(Bloomberg) — World Wrestling Entertainment Inc. ousted two of its top executives after 2019 earnings came in at the low end of estimates, a shake-up that has rattled investor confidence in the pro-wrestling giant.
Shares of WWE plunged as much as 24% to $47.50 in extended trading after the company announced the departure of Co-Presidents George Barrios and Michelle Wilson, effective immediately. The stock hasn’t traded that low since May 2018.
Frank Riddick, a board member for more than 11 years, has been named interim chief financial officer, WWE said Thursday. He’ll report to Chairman and Chief Executive Officer Vince McMahon, the billionaire who often serves as the face of the company.
“The board and I decided a change was necessary,” McMahon said in a statement. “We have different views on how best to achieve our strategic priorities.”
Writing on Wall
The reshuffling follows a difficult stretch for WWE, whose stock was crowned only two years ago by KeyBanc Capital Markets as “one to own in media.”
After a string of negative headlines in 2019, investors had grown concerned about both WWE’s upcoming contract renewals and a public-relations fallout surrounding the treatment of its wrestlers. The stock suffered its worst annual return since 2014, falling 13% last year while the S&P Midcap 400 Index added 24%.
Media reports had hinted that management was struggling to renew distribution contracts overseas, including international deals in key regions such as the Middle East. And earlier in the year, John Oliver, the comedian and late-night talk show host, had criticized WWE’s McMahon in a segment on “Last Week Tonight.”

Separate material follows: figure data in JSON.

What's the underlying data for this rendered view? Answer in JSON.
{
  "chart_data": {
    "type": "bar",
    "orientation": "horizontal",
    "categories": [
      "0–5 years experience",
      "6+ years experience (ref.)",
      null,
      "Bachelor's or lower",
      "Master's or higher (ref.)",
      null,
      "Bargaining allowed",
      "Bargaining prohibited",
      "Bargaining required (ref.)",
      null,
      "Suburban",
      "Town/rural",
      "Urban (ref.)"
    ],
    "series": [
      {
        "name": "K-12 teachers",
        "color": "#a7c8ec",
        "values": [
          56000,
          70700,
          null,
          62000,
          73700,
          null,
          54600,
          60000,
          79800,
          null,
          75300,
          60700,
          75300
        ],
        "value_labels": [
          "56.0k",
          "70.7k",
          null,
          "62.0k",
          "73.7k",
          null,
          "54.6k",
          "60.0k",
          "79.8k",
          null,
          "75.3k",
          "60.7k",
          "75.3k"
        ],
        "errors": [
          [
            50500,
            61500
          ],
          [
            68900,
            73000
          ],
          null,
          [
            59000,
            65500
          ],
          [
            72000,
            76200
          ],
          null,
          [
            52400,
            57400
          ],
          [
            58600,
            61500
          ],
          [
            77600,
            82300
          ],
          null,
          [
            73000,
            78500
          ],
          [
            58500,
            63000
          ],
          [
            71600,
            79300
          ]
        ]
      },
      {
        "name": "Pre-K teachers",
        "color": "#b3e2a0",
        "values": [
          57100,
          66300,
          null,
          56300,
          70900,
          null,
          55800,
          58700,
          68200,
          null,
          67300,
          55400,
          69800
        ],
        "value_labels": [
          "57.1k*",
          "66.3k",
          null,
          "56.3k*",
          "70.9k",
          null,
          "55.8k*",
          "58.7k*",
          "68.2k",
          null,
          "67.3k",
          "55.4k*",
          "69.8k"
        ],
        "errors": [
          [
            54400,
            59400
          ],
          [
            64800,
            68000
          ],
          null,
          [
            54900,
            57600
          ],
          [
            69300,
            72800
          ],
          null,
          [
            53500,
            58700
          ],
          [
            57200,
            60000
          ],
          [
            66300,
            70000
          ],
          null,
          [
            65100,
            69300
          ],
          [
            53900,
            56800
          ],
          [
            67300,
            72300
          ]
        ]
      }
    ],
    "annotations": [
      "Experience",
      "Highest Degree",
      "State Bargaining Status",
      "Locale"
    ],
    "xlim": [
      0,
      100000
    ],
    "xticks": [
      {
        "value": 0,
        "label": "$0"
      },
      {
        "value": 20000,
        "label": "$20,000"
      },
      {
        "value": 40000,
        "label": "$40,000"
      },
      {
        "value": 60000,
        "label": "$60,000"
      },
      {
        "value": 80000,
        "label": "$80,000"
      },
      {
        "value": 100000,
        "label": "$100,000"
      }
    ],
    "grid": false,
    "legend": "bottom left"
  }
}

Read more: WWE Plunges Most Since 2014 as Delayed TV Deal Slams Forecast
Oliver said that wrestlers were dying at a faster rate than professional football players, and that WWE failed to provide health insurance because the company deemed its talent independent contractors. WWE later rebuffed Oliver’s assertions, pointing to its “longstanding” talent wellness initiative. The program offers wrestlers a yearly physical and testing for brain function and substance abuse.
Better Days Ahead?
In recent months, Wall Street had seemed to grow more optimistic about WWE — following the expansion of a live event partnership in Saudi Arabia and an agreement with Fox Corp. to air “Friday Night Smackdown” in the U.S.
Event programming, encouraging long-term TV contracts and relatively predictable revenue alongside cash flow growth makes the company “well positioned,” Alan Gould, an analyst at Loop Capital Markets, said in a note last month.
Approximately 90% of analysts on Wall Street recommend a buy-equivalent rating on the stock, according to data compiled by Bloomberg. And some of the company’s initiatives, like its streaming-based WWE Network, appear promising.
But the Stamford, Connecticut-based company offered a dimmer outlook on Thursday. It now expects to report 2019 adjusted earnings of $180 million, down from as much $190 million as previously forecast. The new projection trails the nearly $186.6 million that consensus estimates were calling for.
WWE is scheduled to release its final results on Feb. 6.
The company is working to re-energize fans with new talent — and some well-known names from the past.
Terry “Hulk Hogan” Bollea, arguably the biggest star to come out of the wrestling industry next to Dwayne “The Rock” Johnson, is making a bid for a comeback in 2020.
“Wrestlmania is right around the corner Brother!” Hogan, 65, teased in a social media post this month on Twitter.
But McMahon will need more than wrestling veterans to get the company back on track.
The executive said Thursday that WWE is up to the challenge.
“The board and I have great confidence in our collective abilities to create compelling content, engage our global fan base across platforms, increase revenues and drive shareholder value,” he said.